A further 12 per cent had their personal images, including those of an intimate nature, shared without their consent, while 6 per cent had been subjected to deepfakes or manipulated images and videos.
The impacts included an alarming rate of mental health diagnoses and self-censorship. Nearly one-quarter, or 24 per cent, of respondents had experienced anxiety and/or depression linked to online violence, while 13 per cent reported being diagnosed with post-traumatic stress disorder, or PTSD.
The findings also pointed to widespread self-censorship, with 41 per cent of respondents saying they self-censored on social media to avoid being abused, and 19 per cent doing so at work.
The study found that while 25 per cent of respondents had reported incidents of online violence to the police and 15 per cent had taken legal action, justice still eluded them. Some 24 per cent of the women who had reported online violence felt victim-blamed by the police, having been asked questions such as “What did you do to provoke the violence?” The same proportion said the police made them feel responsible for shielding themselves from further violence.
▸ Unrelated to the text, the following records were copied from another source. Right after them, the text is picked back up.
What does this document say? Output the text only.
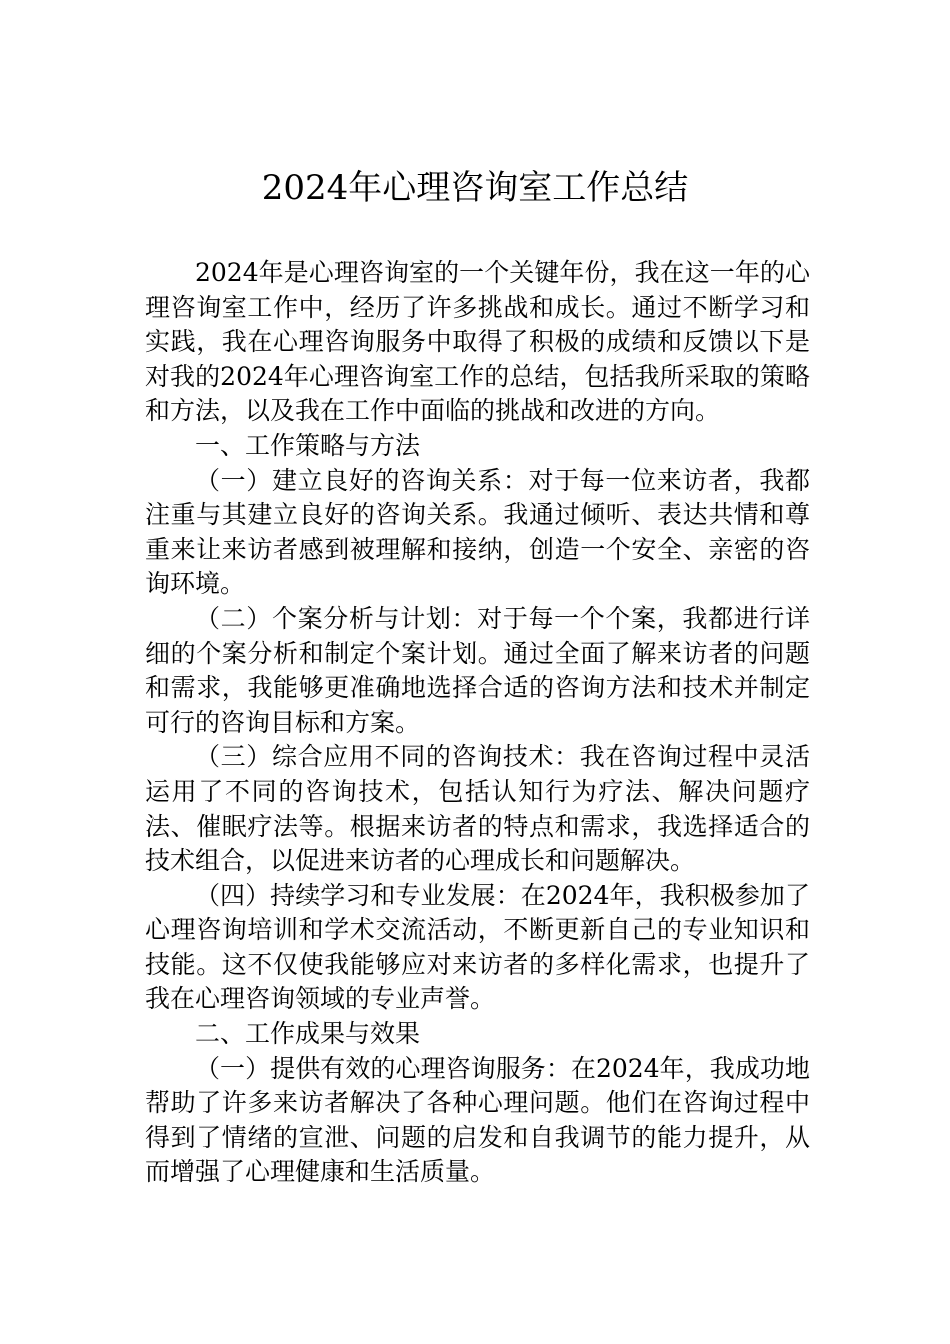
2024年心理咨询室工作总结

2024年是心理咨询室的一个关键年份，我在这一年的心理咨询室工作中，经历了许多挑战和成长。通过不断学习和实践，我在心理咨询服务中取得了积极的成绩和反馈以下是对我的2024年心理咨询室工作的总结，包括我所采取的策略和方法，以及我在工作中面临的挑战和改进的方向。

一、工作策略与方法

（一）建立良好的咨询关系：对于每一位来访者，我都注重与其建立良好的咨询关系。我通过倾听、表达共情和尊重来让来访者感到被理解和接纳，创造一个安全、亲密的咨询环境。

（二）个案分析与计划：对于每一个个案，我都进行详细的个案分析和制定个案计划。通过全面了解来访者的问题和需求，我能够更准确地选择合适的咨询方法和技术并制定可行的咨询目标和方案。

（三）综合应用不同的咨询技术：我在咨询过程中灵活运用了不同的咨询技术，包括认知行为疗法、解决问题疗法、催眠疗法等。根据来访者的特点和需求，我选择适合的技术组合，以促进来访者的心理成长和问题解决。

（四）持续学习和专业发展：在2024年，我积极参加了心理咨询培训和学术交流活动，不断更新自己的专业知识和技能。这不仅使我能够应对来访者的多样化需求，也提升了我在心理咨询领域的专业声誉。

二、工作成果与效果

（一）提供有效的心理咨询服务：在2024年，我成功地帮助了许多来访者解决了各种心理问题。他们在咨询过程中得到了情绪的宣泄、问题的启发和自我调节的能力提升，从而增强了心理健康和生活质量。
Julie Posetti, professor of journalism and chair of the Centre for Journalism and Democracy at City St George’s, is the project’s principal researcher and the report’s lead author.
She said: “AI-assisted ‘virtual rape’ is now at the fingertips of perpetrators. This phenomenon accelerates the harm from online violence inflicted on women in public life.”
“This violence serves to fuel the reversal of women’s hard-won rights in a climate of rising authoritarianism, democratic backsliding and networked misogyny.”
“The rollback of women’s rights is enabled and exacerbated by technologies which, by design, amplify misogynistic hate speech for profit.”
Co-author Lea Hellmueller, associate professor of journalism and associate dean for research and innovation at City St George’s, added: “The chilling effect of online violence is pushing women out of public life.”
“Law enforcement is outsourcing the responsibility for protection to the survivors by telling women to remove themselves from social media, to avoid speaking publicly about controversial issues, to move into less visible roles at work, or to take leave from their respective careers.”
“This shows that avoidance techniques, self-censorship or quitting, are still significantly more likely to be used by women rather than resistance techniques such as reporting online attacks to the police.”
Pauline Renaud, lecturer in journalism at City St George’s and fellow co-author of the study, said: “Going to the police or taking legal action do not necessarily lead to justice for survivors.”
“We need more effective education and training of law enforcement and judicial actors to support action in cases of technology-facilitated violence against women and girls.”
“This needs to be matched by political will to effectively regulate Big Tech companies that use their outsized financial and political power to undermine progress in this area.”